It’s my wife Trudy’s birthday. We celebrated with dinner and a concert last night and will continue celebrating this weekend. And then, two weeks from now, we’ll celebrate our engagement anniversary—the day we chose to do something completely unnatural, to be exclusively committed to each other for as long as we lived.
It’s natural for humans to seek out multiple partners. Enlightened experts like to point this out, along with the fact that the next two most intelligent species, great apes and dolphins, are wildly promiscuous—so it’s clearly natural for us to be so as well.
And in truth, as a young man I was very promiscuous; when my hormones rang, I answered the call. And yet, at the same time, I was anxiously seeking out the “reason” for my existence.
That’s not natural either.
Humans are the only species on earth that feel called to be something beyond the natural. There’s a half-tuned receiver inside us that demands to be fully tuned in; and when we do, it calls us to go beyond the natural to the supernatural, not in the sense of ghostly or occult, but in the sense of surpassing our natural animal behavior (the Latin word “super” literally means to go beyond or above).

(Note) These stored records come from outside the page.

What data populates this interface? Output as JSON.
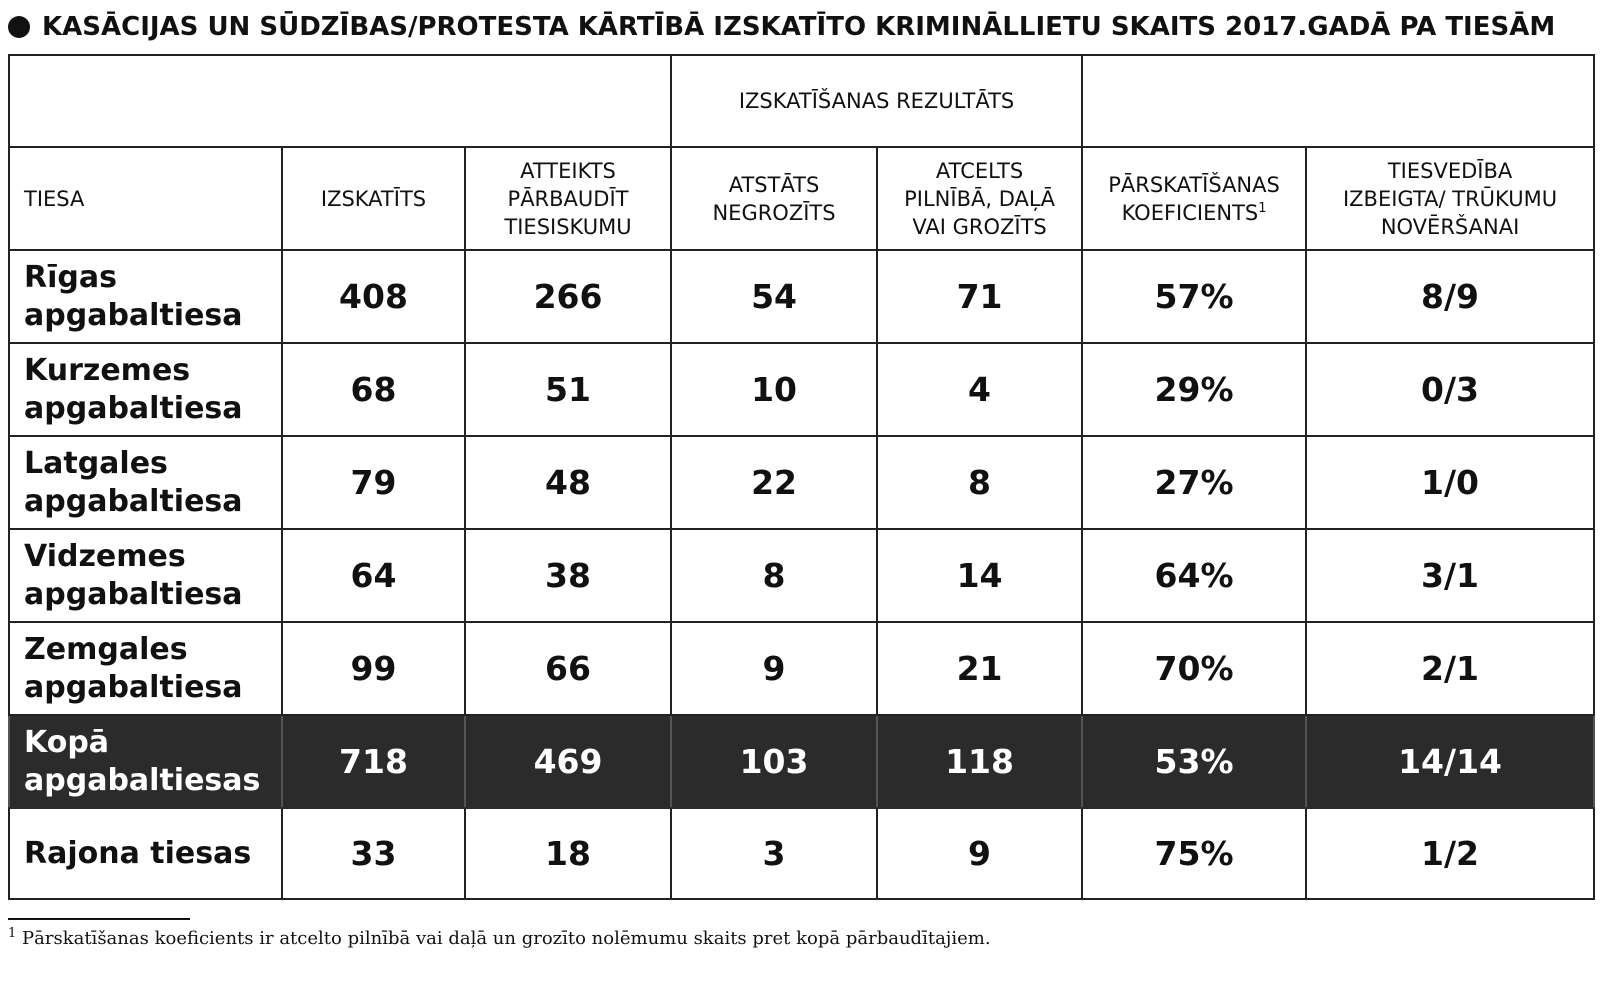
{
  "title": "KASĀCIJAS UN SŪDZĪBAS/PROTESTA KĀRTĪBĀ IZSKATĪTO KRIMINĀLLIETU SKAITS 2017.GADĀ PA TIESĀM",
  "group_header": "IZSKATĪŠANAS REZULTĀTS",
  "columns": {
    "tiesa": "TIESA",
    "izskatits": "IZSKATĪTS",
    "atteikts": [
      "ATTEIKTS",
      "PĀRBAUDĪT",
      "TIESISKUMU"
    ],
    "atstats": [
      "ATSTĀTS",
      "NEGROZĪTS"
    ],
    "atcelts": [
      "ATCELTS",
      "PILNĪBĀ, DAĻĀ",
      "VAI GROZĪTS"
    ],
    "koef": [
      "PĀRSKATĪŠANAS",
      "KOEFICIENTS"
    ],
    "koef_sup": "1",
    "tiesvediba": [
      "TIESVEDĪBA",
      "IZBEIGTA/ TRŪKUMU",
      "NOVĒRŠANAI"
    ]
  },
  "rows": [
    {
      "court": [
        "Rīgas",
        "apgabaltiesa"
      ],
      "izskatits": "408",
      "atteikts": "266",
      "atstats": "54",
      "atcelts": "71",
      "koef": "57%",
      "tiesvediba": "8/9"
    },
    {
      "court": [
        "Kurzemes",
        "apgabaltiesa"
      ],
      "izskatits": "68",
      "atteikts": "51",
      "atstats": "10",
      "atcelts": "4",
      "koef": "29%",
      "tiesvediba": "0/3"
    },
    {
      "court": [
        "Latgales",
        "apgabaltiesa"
      ],
      "izskatits": "79",
      "atteikts": "48",
      "atstats": "22",
      "atcelts": "8",
      "koef": "27%",
      "tiesvediba": "1/0"
    },
    {
      "court": [
        "Vidzemes",
        "apgabaltiesa"
      ],
      "izskatits": "64",
      "atteikts": "38",
      "atstats": "8",
      "atcelts": "14",
      "koef": "64%",
      "tiesvediba": "3/1"
    },
    {
      "court": [
        "Zemgales",
        "apgabaltiesa"
      ],
      "izskatits": "99",
      "atteikts": "66",
      "atstats": "9",
      "atcelts": "21",
      "koef": "70%",
      "tiesvediba": "2/1"
    },
    {
      "court": [
        "Kopā",
        "apgabaltiesas"
      ],
      "izskatits": "718",
      "atteikts": "469",
      "atstats": "103",
      "atcelts": "118",
      "koef": "53%",
      "tiesvediba": "14/14"
    },
    {
      "court": [
        "Rajona tiesas"
      ],
      "izskatits": "33",
      "atteikts": "18",
      "atstats": "3",
      "atcelts": "9",
      "koef": "75%",
      "tiesvediba": "1/2"
    }
  ],
  "footnote": {
    "marker": "1",
    "text": " Pārskatīšanas koeficients ir atcelto pilnībā vai daļā un grozīto nolēmumu skaits pret kopā pārbaudītajiem."
  },
  "colors": {
    "total_row_bg": "#2b2b2b",
    "total_row_text": "#ffffff",
    "border": "#222222"
  }
}
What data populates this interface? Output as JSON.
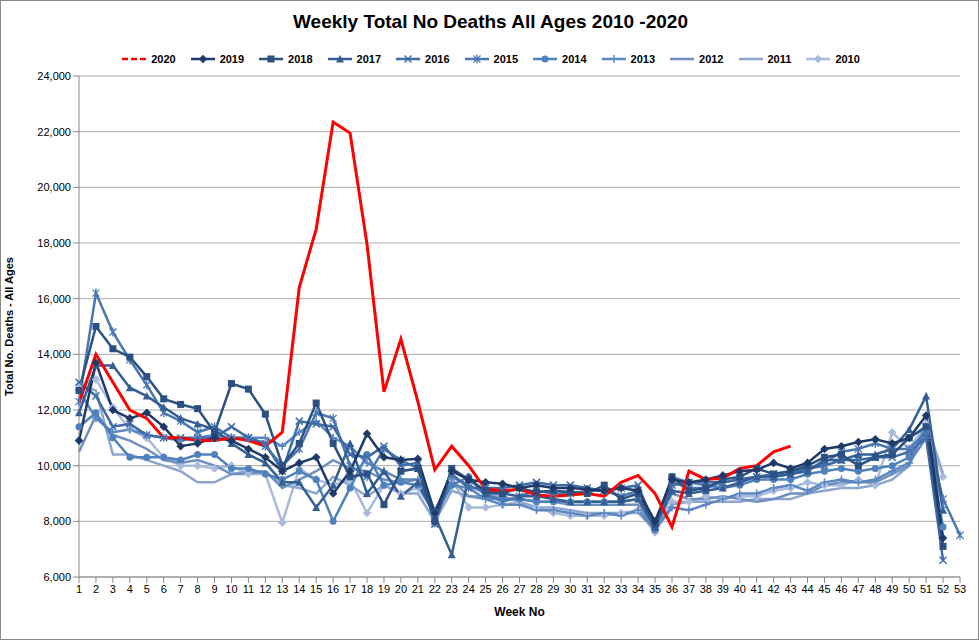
{
  "chart_data": {
    "type": "line",
    "title": "Weekly Total No Deaths All Ages 2010 -2020",
    "x_label": "Week No",
    "y_label": "Total No. Deaths - All Ages",
    "categories": [
      "1",
      "2",
      "3",
      "4",
      "5",
      "6",
      "7",
      "8",
      "9",
      "10",
      "11",
      "12",
      "13",
      "14",
      "15",
      "16",
      "17",
      "18",
      "19",
      "20",
      "21",
      "22",
      "23",
      "24",
      "25",
      "26",
      "27",
      "28",
      "29",
      "30",
      "31",
      "32",
      "33",
      "34",
      "35",
      "36",
      "37",
      "38",
      "39",
      "40",
      "41",
      "42",
      "43",
      "44",
      "45",
      "46",
      "47",
      "48",
      "49",
      "50",
      "51",
      "52",
      "53"
    ],
    "ylim": [
      6000,
      24000
    ],
    "yticks": [
      {
        "value": 6000,
        "label": "6,000"
      },
      {
        "value": 8000,
        "label": "8,000"
      },
      {
        "value": 10000,
        "label": "10,000"
      },
      {
        "value": 12000,
        "label": "12,000"
      },
      {
        "value": 14000,
        "label": "14,000"
      },
      {
        "value": 16000,
        "label": "16,000"
      },
      {
        "value": 18000,
        "label": "18,000"
      },
      {
        "value": 20000,
        "label": "20,000"
      },
      {
        "value": 22000,
        "label": "22,000"
      },
      {
        "value": 24000,
        "label": "24,000"
      }
    ],
    "grid": true,
    "legend": "top",
    "series": [
      {
        "name": "2020",
        "color": "#ff0000",
        "marker": "none",
        "values": [
          12250,
          14000,
          13000,
          12000,
          11700,
          11000,
          11000,
          10900,
          10900,
          11000,
          10900,
          10700,
          11200,
          16400,
          18500,
          22350,
          21950,
          17950,
          12650,
          14550,
          12300,
          9850,
          10700,
          10000,
          9150,
          9100,
          9150,
          8950,
          8900,
          8950,
          9000,
          8900,
          9400,
          9650,
          9000,
          7800,
          9800,
          9500,
          9550,
          9900,
          10000,
          10500,
          10700,
          null,
          null,
          null,
          null,
          null,
          null,
          null,
          null,
          null,
          null
        ]
      },
      {
        "name": "2019",
        "color": "#1f3a68",
        "marker": "diamond",
        "values": [
          10900,
          13700,
          12000,
          11700,
          11900,
          11400,
          10700,
          10800,
          11000,
          10900,
          10600,
          10300,
          9800,
          10100,
          10300,
          9000,
          9800,
          11150,
          10300,
          10200,
          10250,
          8300,
          9800,
          9500,
          9400,
          9350,
          9200,
          9300,
          9200,
          9200,
          9150,
          9100,
          9200,
          9100,
          8000,
          9500,
          9400,
          9500,
          9650,
          9800,
          9850,
          10100,
          9900,
          10100,
          10600,
          10700,
          10850,
          10950,
          10800,
          11000,
          11800,
          7400,
          null
        ]
      },
      {
        "name": "2018",
        "color": "#2b5182",
        "marker": "square",
        "values": [
          12700,
          15000,
          14200,
          13900,
          13200,
          12400,
          12200,
          12050,
          11200,
          12950,
          12750,
          11850,
          10000,
          10800,
          12250,
          10800,
          9600,
          9700,
          8600,
          9800,
          9900,
          8000,
          9900,
          9500,
          9100,
          9000,
          9200,
          9050,
          9100,
          9050,
          9000,
          9300,
          8800,
          9000,
          7900,
          9600,
          9100,
          9200,
          9500,
          9600,
          9900,
          9700,
          9800,
          10000,
          10300,
          10400,
          10000,
          10300,
          10400,
          11000,
          11400,
          7100,
          null
        ]
      },
      {
        "name": "2017",
        "color": "#355f94",
        "marker": "triangle",
        "values": [
          11900,
          13600,
          13600,
          12800,
          12500,
          12100,
          11700,
          11500,
          11300,
          10800,
          10400,
          10100,
          9400,
          9400,
          8500,
          9300,
          10800,
          9000,
          9800,
          8900,
          9400,
          8200,
          6800,
          9600,
          9000,
          9000,
          8900,
          8900,
          8800,
          8700,
          8700,
          8700,
          8700,
          8800,
          7800,
          9100,
          9000,
          9100,
          9200,
          9400,
          9600,
          9600,
          9700,
          9800,
          10200,
          10200,
          10400,
          10400,
          10600,
          11300,
          12500,
          8400,
          null
        ]
      },
      {
        "name": "2016",
        "color": "#3f6ba6",
        "marker": "x",
        "values": [
          13000,
          12500,
          11400,
          11500,
          11100,
          11000,
          11000,
          11000,
          11000,
          11400,
          11000,
          10800,
          9800,
          11600,
          11500,
          11400,
          10400,
          10300,
          10700,
          10000,
          10100,
          7900,
          9700,
          9200,
          9200,
          9200,
          9300,
          9400,
          9300,
          9300,
          9200,
          9100,
          9200,
          9300,
          7800,
          9300,
          9400,
          9400,
          9400,
          9500,
          9600,
          9700,
          9800,
          9900,
          10000,
          10200,
          10200,
          10300,
          10300,
          10500,
          11000,
          6600,
          null
        ]
      },
      {
        "name": "2015",
        "color": "#4a77b2",
        "marker": "star",
        "values": [
          12300,
          16200,
          14800,
          13800,
          12900,
          11900,
          11600,
          11200,
          11400,
          11000,
          11000,
          10700,
          10000,
          10600,
          11900,
          11700,
          10000,
          9600,
          10600,
          10200,
          9900,
          8100,
          9600,
          9300,
          9000,
          8700,
          8900,
          9100,
          9000,
          9000,
          9100,
          9100,
          8900,
          9100,
          7800,
          9400,
          9200,
          9200,
          9400,
          9500,
          9600,
          9600,
          9700,
          9900,
          10100,
          10500,
          10600,
          10800,
          10600,
          10600,
          11200,
          8800,
          7500
        ]
      },
      {
        "name": "2014",
        "color": "#4f81bd",
        "marker": "circle",
        "values": [
          11400,
          11900,
          11000,
          10300,
          10300,
          10300,
          10200,
          10400,
          10400,
          9900,
          9900,
          9700,
          9500,
          9800,
          9500,
          8000,
          9200,
          10400,
          9300,
          9400,
          9300,
          8300,
          9300,
          9600,
          8900,
          8800,
          8800,
          8700,
          8700,
          8700,
          8700,
          8700,
          8700,
          8800,
          7700,
          9600,
          9400,
          9300,
          9200,
          9300,
          9500,
          9500,
          9500,
          9700,
          9800,
          9900,
          9800,
          9900,
          10000,
          10300,
          11200,
          7800,
          null
        ]
      },
      {
        "name": "2013",
        "color": "#5a87c0",
        "marker": "plus",
        "values": [
          12700,
          11700,
          11200,
          11300,
          11100,
          11000,
          10900,
          11000,
          11100,
          11000,
          11000,
          11000,
          10700,
          11200,
          11600,
          11000,
          10700,
          10100,
          9800,
          9500,
          9500,
          8200,
          9300,
          9200,
          8800,
          8600,
          8600,
          8400,
          8400,
          8300,
          8200,
          8300,
          8200,
          8400,
          7700,
          8500,
          8400,
          8600,
          8800,
          9000,
          9000,
          9200,
          9300,
          9100,
          9400,
          9500,
          9400,
          9500,
          9800,
          10100,
          11000,
          8500,
          null
        ]
      },
      {
        "name": "2012",
        "color": "#6e8fc0",
        "marker": "none",
        "values": [
          10500,
          11800,
          11100,
          10900,
          10600,
          10200,
          10100,
          10200,
          10000,
          9700,
          9700,
          9800,
          9200,
          9500,
          9800,
          10200,
          9900,
          9800,
          9500,
          9400,
          9500,
          8400,
          9500,
          8900,
          8800,
          8800,
          8800,
          8700,
          8700,
          8600,
          8600,
          8600,
          8600,
          8600,
          7700,
          9000,
          8800,
          8800,
          8900,
          8800,
          8700,
          8800,
          9000,
          9000,
          9300,
          9400,
          9400,
          9400,
          9700,
          10000,
          11500,
          8700,
          null
        ]
      },
      {
        "name": "2011",
        "color": "#8da6cf",
        "marker": "none",
        "values": [
          12900,
          12700,
          10400,
          10400,
          10200,
          10000,
          9800,
          9400,
          9400,
          9700,
          9800,
          9800,
          9300,
          9200,
          9000,
          9600,
          9300,
          8900,
          9300,
          9000,
          9000,
          8000,
          9100,
          8900,
          8900,
          8900,
          8700,
          8500,
          8500,
          8400,
          8300,
          8300,
          8300,
          8300,
          7700,
          8600,
          8700,
          8700,
          8700,
          8700,
          8800,
          8800,
          8800,
          9000,
          9100,
          9200,
          9200,
          9300,
          9500,
          10000,
          11600,
          9700,
          null
        ]
      },
      {
        "name": "2010",
        "color": "#a9bbdc",
        "marker": "diamond",
        "values": [
          12900,
          13100,
          12100,
          11300,
          11000,
          10300,
          10000,
          10000,
          9900,
          10000,
          9700,
          9700,
          7950,
          9900,
          9500,
          9300,
          9500,
          8300,
          9300,
          9000,
          9200,
          8300,
          9500,
          8500,
          8500,
          8600,
          8700,
          8500,
          8300,
          8200,
          8200,
          8200,
          8300,
          8400,
          7600,
          8700,
          8700,
          8900,
          8800,
          8900,
          8900,
          9100,
          9200,
          9400,
          9300,
          9300,
          9500,
          9300,
          11200,
          10600,
          11500,
          9600,
          null
        ]
      }
    ]
  }
}
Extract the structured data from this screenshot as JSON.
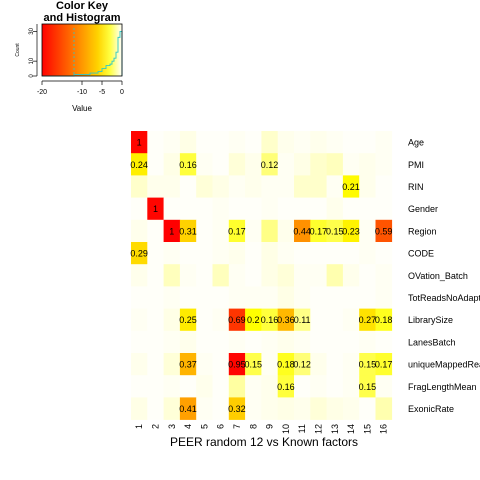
{
  "chart_data": [
    {
      "type": "heatmap",
      "title": "PEER random 12 vs Known factors",
      "x_categories": [
        "1",
        "2",
        "3",
        "4",
        "5",
        "6",
        "7",
        "8",
        "9",
        "10",
        "11",
        "12",
        "13",
        "14",
        "15",
        "16"
      ],
      "y_categories": [
        "Age",
        "PMI",
        "RIN",
        "Gender",
        "Region",
        "CODE",
        "OVation_Batch",
        "TotReadsNoAdapt",
        "LibrarySize",
        "LanesBatch",
        "uniqueMappedReads",
        "FragLengthMean",
        "ExonicRate"
      ],
      "colorscale": "heat (red high, yellow mid, white low)",
      "values": [
        [
          0.95,
          0.01,
          0.02,
          0.04,
          0.01,
          0.01,
          0.02,
          0.01,
          0.06,
          0.03,
          0.02,
          0.03,
          0.02,
          0.01,
          0.01,
          0.02
        ],
        [
          0.24,
          0.01,
          0.04,
          0.16,
          0.02,
          0.01,
          0.05,
          0.03,
          0.12,
          0.02,
          0.04,
          0.06,
          0.07,
          0.02,
          0.03,
          0.02
        ],
        [
          0.06,
          0.03,
          0.03,
          0.01,
          0.05,
          0.04,
          0.02,
          0.03,
          0.02,
          0.02,
          0.06,
          0.06,
          0.02,
          0.21,
          0.03,
          0.01
        ],
        [
          0.01,
          0.95,
          0.01,
          0.01,
          0.01,
          0.02,
          0.01,
          0.01,
          0.02,
          0.01,
          0.01,
          0.01,
          0.03,
          0.01,
          0.01,
          0.01
        ],
        [
          0.03,
          0.01,
          1.0,
          0.31,
          0.01,
          0.02,
          0.17,
          0.02,
          0.11,
          0.03,
          0.44,
          0.17,
          0.15,
          0.23,
          0.02,
          0.59
        ],
        [
          0.29,
          0.01,
          0.02,
          0.01,
          0.01,
          0.02,
          0.03,
          0.01,
          0.04,
          0.02,
          0.01,
          0.01,
          0.01,
          0.01,
          0.02,
          0.01
        ],
        [
          0.03,
          0.01,
          0.07,
          0.02,
          0.01,
          0.07,
          0.02,
          0.01,
          0.04,
          0.05,
          0.02,
          0.02,
          0.08,
          0.03,
          0.01,
          0.02
        ],
        [
          0.01,
          0.01,
          0.02,
          0.01,
          0.01,
          0.01,
          0.02,
          0.02,
          0.02,
          0.04,
          0.02,
          0.01,
          0.01,
          0.01,
          0.01,
          0.02
        ],
        [
          0.02,
          0.01,
          0.04,
          0.25,
          0.01,
          0.02,
          0.69,
          0.2,
          0.16,
          0.36,
          0.11,
          0.01,
          0.01,
          0.02,
          0.27,
          0.18
        ],
        [
          0.01,
          0.01,
          0.02,
          0.03,
          0.01,
          0.01,
          0.02,
          0.01,
          0.02,
          0.03,
          0.02,
          0.01,
          0.01,
          0.01,
          0.02,
          0.01
        ],
        [
          0.03,
          0.01,
          0.05,
          0.37,
          0.02,
          0.01,
          0.95,
          0.15,
          0.02,
          0.18,
          0.12,
          0.03,
          0.01,
          0.02,
          0.15,
          0.17
        ],
        [
          0.01,
          0.01,
          0.02,
          0.01,
          0.03,
          0.01,
          0.09,
          0.02,
          0.03,
          0.16,
          0.01,
          0.02,
          0.01,
          0.02,
          0.15,
          0.02
        ],
        [
          0.04,
          0.01,
          0.05,
          0.41,
          0.02,
          0.01,
          0.32,
          0.02,
          0.03,
          0.04,
          0.03,
          0.05,
          0.04,
          0.03,
          0.01,
          0.08
        ]
      ],
      "labels": [
        [
          "1",
          "",
          "",
          "",
          "",
          "",
          "",
          "",
          "",
          "",
          "",
          "",
          "",
          "",
          "",
          ""
        ],
        [
          "0.24",
          "",
          "",
          "0.16",
          "",
          "",
          "",
          "",
          "0.12",
          "",
          "",
          "",
          "",
          "",
          "",
          ""
        ],
        [
          "",
          "",
          "",
          "",
          "",
          "",
          "",
          "",
          "",
          "",
          "",
          "",
          "",
          "0.21",
          "",
          ""
        ],
        [
          "",
          "1",
          "",
          "",
          "",
          "",
          "",
          "",
          "",
          "",
          "",
          "",
          "",
          "",
          "",
          ""
        ],
        [
          "",
          "",
          "1",
          "0.31",
          "",
          "",
          "0.17",
          "",
          "",
          "",
          "0.44",
          "0.17",
          "0.15",
          "0.23",
          "",
          "0.59"
        ],
        [
          "0.29",
          "",
          "",
          "",
          "",
          "",
          "",
          "",
          "",
          "",
          "",
          "",
          "",
          "",
          "",
          ""
        ],
        [
          "",
          "",
          "",
          "",
          "",
          "",
          "",
          "",
          "",
          "",
          "",
          "",
          "",
          "",
          "",
          ""
        ],
        [
          "",
          "",
          "",
          "",
          "",
          "",
          "",
          "",
          "",
          "",
          "",
          "",
          "",
          "",
          "",
          ""
        ],
        [
          "",
          "",
          "",
          "0.25",
          "",
          "",
          "0.69",
          "0.2",
          "0.16",
          "0.36",
          "0.11",
          "",
          "",
          "",
          "0.27",
          "0.18"
        ],
        [
          "",
          "",
          "",
          "",
          "",
          "",
          "",
          "",
          "",
          "",
          "",
          "",
          "",
          "",
          "",
          ""
        ],
        [
          "",
          "",
          "",
          "0.37",
          "",
          "",
          "0.95",
          "0.15",
          "",
          "0.18",
          "0.12",
          "",
          "",
          "",
          "0.15",
          "0.17"
        ],
        [
          "",
          "",
          "",
          "",
          "",
          "",
          "",
          "",
          "",
          "0.16",
          "",
          "",
          "",
          "",
          "0.15",
          ""
        ],
        [
          "",
          "",
          "",
          "0.41",
          "",
          "",
          "0.32",
          "",
          "",
          "",
          "",
          "",
          "",
          "",
          "",
          ""
        ]
      ]
    },
    {
      "type": "histogram",
      "title": "Color Key\nand Histogram",
      "xlabel": "Value",
      "ylabel": "Count",
      "xlim": [
        -20,
        0
      ],
      "ylim": [
        0,
        35
      ],
      "xticks": [
        -20,
        -10,
        -5,
        0
      ],
      "yticks": [
        0,
        10,
        30
      ],
      "bins": [
        -20,
        -18,
        -16,
        -14,
        -12,
        -10,
        -8,
        -6,
        -5,
        -4,
        -3,
        -2.5,
        -2,
        -1.5,
        -1,
        -0.5,
        0
      ],
      "counts": [
        0,
        0,
        0,
        0,
        1,
        1,
        2,
        3,
        5,
        7,
        8,
        10,
        12,
        16,
        26,
        30
      ]
    }
  ]
}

The most obvious way in which we exercise our supernaturalness, is monogamy. True, we’re not the only monogamous animals—wolves, swans, and many others, even cockroaches and flatworms, are naturally monogamous. But we are (if and when we choose to be) the only supernaturally monogamous creatures.
And it doesn’t end there. Humans are (if and when they choose to be) the only supernaturally peaceful creatures (sadly, Vladimir Putin is behaving all too naturally right now). Humans are also the only supernaturally forgiving creatures. And ultimately, they are the only supernaturally gracious creatures, grace, in its original sense, meaning undeserved favor or love — if and when they choose to be.
And so, exclusively loving my wife is just one of the many supernatural behaviors I’m committed to. And Trudy has the same weird preoccupation. No, it doesn’t come naturally to us, and yet we persist. Odd, aren’t we?
And yet we wouldn’t have it any other way.